Мы знали много о маршале Тито. И особенно было приятно, что все, с кем доводилось встречаться тогда, - сербы, хорваты, черногорцы, словенцы, македонцы, - рассказывая нам о своем полководце, обязательно напоминали: он - участник Великой Октябрьской социалистической революции, боец Красной Армии, с оружием в руках боролся против колчаковцев. Многие годы в тяжелейших условиях подполья он был одним из руководителей Коммунистической партии Югославии.
Кстати, спрашивали нас: «Тито ведь два года жил в Москве, не встречали ли вы его там?» В таких случаях приходилось отвечать: увы, к сожалению, не встречал, ибо учился не в Москве, а в Вязьме, да и слишком юн был. Слыхать слыхал, что Тито в качестве представителя Коммунистической партии Югославии участвовал в VII конгрессе Коминтерна, но встречать не встречал.

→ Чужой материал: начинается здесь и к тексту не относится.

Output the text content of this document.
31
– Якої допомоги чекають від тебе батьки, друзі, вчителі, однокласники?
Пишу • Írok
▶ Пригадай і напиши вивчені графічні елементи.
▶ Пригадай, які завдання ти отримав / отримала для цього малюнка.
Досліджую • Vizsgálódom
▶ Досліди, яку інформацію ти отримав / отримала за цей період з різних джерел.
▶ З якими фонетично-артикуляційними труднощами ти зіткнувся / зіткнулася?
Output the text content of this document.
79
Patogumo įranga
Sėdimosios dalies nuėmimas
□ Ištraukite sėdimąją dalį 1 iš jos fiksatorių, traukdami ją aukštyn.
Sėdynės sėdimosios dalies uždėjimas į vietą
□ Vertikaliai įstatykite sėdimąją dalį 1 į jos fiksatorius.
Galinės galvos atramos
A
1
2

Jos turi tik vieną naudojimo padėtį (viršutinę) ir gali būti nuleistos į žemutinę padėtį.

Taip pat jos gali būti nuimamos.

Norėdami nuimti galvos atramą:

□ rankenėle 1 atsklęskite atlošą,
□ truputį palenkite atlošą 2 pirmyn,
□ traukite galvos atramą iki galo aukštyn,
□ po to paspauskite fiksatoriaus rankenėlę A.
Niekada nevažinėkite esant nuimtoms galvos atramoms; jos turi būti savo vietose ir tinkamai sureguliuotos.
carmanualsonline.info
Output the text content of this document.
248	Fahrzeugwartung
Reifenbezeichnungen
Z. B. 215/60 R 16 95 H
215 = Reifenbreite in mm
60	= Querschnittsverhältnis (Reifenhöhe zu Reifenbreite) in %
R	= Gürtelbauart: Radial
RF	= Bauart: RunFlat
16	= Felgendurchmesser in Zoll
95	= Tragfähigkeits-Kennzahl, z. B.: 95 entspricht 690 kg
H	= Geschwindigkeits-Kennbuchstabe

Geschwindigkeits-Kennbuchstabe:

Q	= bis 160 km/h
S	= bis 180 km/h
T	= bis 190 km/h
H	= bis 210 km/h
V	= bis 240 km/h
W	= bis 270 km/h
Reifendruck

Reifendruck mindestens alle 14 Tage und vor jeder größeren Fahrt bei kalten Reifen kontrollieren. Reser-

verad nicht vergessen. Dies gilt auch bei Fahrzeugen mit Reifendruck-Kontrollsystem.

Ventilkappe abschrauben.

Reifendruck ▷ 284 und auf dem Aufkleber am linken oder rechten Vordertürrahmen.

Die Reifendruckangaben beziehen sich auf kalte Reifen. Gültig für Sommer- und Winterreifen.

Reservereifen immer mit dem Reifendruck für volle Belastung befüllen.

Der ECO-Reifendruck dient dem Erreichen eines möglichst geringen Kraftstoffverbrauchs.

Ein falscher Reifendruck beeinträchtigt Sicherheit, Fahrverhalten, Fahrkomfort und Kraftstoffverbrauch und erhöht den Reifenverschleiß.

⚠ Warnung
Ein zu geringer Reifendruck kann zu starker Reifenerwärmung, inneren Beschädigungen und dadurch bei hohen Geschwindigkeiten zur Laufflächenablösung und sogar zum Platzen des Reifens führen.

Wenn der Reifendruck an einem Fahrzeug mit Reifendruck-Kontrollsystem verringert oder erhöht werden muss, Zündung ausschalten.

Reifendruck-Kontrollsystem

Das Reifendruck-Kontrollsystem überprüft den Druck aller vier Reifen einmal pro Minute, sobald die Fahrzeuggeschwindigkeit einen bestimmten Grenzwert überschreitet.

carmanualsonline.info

Товарищи пожимали плечами - жаль, мол, что не встречали.
В Крайове мы встретили бойцов и офицеров Красной Армии, которые были полны решимости изгнать гитлеровских захватчиков с земель Балканского полуострова. Нам хотелось дольше побыть со своими соотечественниками, но военная обстановка не позволяла. Надо лететь. [100]
Самолет взял курс на Бари. Разумеется, бессмысленно было бы делать пустой прогон корабля над Югославией. Мы предусмотрели промежуточную посадку у партизан. По известным нам световым сигналам приземлились, забрали двадцать девять тяжело раненных бойцов и офицеров НОАЮ и доставили на базу.
…После войны я часто выполнял рейсовые полеты на кораблях Аэрофлота из Москвы в Прагу, Бухарест, Софию и Белград с промежуточными посадками в Киеве. Однажды пришлось задержаться и заночевать на аэродроме Жуляны. Разместили нас на отдых, как и все экипажи, в летном профилактории.
Здесь произошла интересная встреча. Я увидел самолет, на котором летал в военные годы! Обнаружилось это случайно. Ко мне обратились слушатели-пилоты с вопросом: «Не могли бы вы объяснить, почему на одном из сидений этого корабля отчетливо процарапана надпись: «Тито»? Связано ли это с президентом Югославии? Мы обращаемся к вам, зная, что вы воевали в Югославии».